When we lived in GA, we paid good money to have those needles brought to our yard. They use them as flower bed covering because they want to! So gather away and start selling the stuff. It's worth a fortune in some parts of the country.

Blackeyedsue said...

A woman after my own heart. When our neighbors dog was pooping all over our yard, we scooped it all and put it in a nice pile in the middle of his front porch and then doorbell ditched.

Won't you be my neighbor?

Carrot Jello said...

Awww...you put songs I recognize on your playlist. You did that for me, didn't you? Didn't you??

Anna Maria Junus said...

Okay, you had me going.

One day someone is going to snap your elastic waistband.

Lei said...

Oh how I remember what fun it was to clean that crap up. Lol! It was a punishment in our house!!!

compulsive writer said...

You are seriously such a big tease.

I have a neighbor who gets offended when her next door-neighbor's leaves blow onto her yard. Gimme a break!

nikko said...

I'll admit I'm gullible. You really had me going with the photo. I thought "this can't be real!".

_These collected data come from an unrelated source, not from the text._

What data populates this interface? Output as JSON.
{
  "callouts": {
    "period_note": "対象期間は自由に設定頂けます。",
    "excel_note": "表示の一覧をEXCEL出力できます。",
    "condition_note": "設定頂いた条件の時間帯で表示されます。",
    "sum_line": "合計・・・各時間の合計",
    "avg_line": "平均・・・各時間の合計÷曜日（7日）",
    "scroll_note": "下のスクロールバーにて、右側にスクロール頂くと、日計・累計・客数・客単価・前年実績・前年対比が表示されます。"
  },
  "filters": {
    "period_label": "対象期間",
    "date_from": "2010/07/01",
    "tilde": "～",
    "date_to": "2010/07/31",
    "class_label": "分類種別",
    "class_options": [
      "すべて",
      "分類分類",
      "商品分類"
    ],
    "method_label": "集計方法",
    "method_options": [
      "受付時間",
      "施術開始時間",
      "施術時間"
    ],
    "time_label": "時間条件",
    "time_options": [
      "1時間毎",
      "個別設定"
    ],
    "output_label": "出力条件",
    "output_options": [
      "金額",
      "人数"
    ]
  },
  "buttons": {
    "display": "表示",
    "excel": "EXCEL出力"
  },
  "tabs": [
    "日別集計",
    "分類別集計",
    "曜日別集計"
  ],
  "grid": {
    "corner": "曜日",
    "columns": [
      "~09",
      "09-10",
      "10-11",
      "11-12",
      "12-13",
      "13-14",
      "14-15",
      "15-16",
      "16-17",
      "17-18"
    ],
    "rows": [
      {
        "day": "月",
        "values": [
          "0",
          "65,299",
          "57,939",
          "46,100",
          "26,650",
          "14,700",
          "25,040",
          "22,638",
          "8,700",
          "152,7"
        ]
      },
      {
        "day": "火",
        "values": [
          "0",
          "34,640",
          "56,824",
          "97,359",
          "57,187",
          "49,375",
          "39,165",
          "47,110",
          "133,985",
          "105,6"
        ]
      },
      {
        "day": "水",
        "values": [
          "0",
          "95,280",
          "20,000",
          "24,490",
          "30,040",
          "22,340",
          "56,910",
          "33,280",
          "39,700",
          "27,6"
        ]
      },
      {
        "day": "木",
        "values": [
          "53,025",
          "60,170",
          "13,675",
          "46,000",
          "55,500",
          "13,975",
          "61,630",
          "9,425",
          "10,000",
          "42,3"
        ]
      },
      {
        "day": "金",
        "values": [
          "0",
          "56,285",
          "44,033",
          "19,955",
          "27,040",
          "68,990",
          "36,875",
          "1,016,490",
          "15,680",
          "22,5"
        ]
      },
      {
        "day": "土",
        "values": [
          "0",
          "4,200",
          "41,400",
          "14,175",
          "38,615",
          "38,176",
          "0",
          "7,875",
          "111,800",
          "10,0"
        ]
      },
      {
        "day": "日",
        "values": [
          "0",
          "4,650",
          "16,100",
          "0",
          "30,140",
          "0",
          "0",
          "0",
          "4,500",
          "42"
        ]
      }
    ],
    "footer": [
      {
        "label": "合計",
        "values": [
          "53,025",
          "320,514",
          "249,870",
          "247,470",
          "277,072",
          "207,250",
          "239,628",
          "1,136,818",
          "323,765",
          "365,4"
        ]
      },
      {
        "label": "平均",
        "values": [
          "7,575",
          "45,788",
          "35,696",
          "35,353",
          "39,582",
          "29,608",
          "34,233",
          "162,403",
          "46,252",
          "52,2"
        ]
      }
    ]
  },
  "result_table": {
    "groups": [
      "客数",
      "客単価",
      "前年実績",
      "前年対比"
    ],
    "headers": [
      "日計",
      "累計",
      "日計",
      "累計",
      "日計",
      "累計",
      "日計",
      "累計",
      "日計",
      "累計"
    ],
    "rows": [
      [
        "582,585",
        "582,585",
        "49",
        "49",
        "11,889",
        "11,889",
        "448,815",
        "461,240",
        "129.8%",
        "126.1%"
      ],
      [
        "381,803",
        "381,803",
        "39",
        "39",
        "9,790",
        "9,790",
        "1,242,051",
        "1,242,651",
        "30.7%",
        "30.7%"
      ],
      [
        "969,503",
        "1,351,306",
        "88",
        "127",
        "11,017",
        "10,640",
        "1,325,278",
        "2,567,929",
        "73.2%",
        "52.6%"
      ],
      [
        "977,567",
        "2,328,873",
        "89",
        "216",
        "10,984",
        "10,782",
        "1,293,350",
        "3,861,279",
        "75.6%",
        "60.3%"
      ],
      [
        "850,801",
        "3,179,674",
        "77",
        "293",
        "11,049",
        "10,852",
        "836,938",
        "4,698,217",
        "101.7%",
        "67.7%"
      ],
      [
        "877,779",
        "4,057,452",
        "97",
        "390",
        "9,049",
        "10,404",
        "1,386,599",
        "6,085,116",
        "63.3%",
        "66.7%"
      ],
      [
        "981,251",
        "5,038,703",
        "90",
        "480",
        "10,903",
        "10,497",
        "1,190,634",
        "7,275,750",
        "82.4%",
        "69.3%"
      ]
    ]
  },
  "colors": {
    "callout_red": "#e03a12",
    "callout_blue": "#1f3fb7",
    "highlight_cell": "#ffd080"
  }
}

So glad I don't have a pine tree...

aubrey said...

all i can say is thank goodness for landscapers. we used to do the landscaping at our complex but it sucked so bad with the TEN pine trees circling our property that we quit. there was just no getting rid of the needles. but now we don't worry about it. hmm..now that probably didn't make you feel any better. all i say is keep up the needle war with your neighbor. it will probably never end.

Kimberly said...

Bwahahahah!

Lauren said...

HAHAHA!!! HAHAHAHAHHAHAHA! You are so silly!

PS...the comment about Chillaxin' is the best one I have ever received.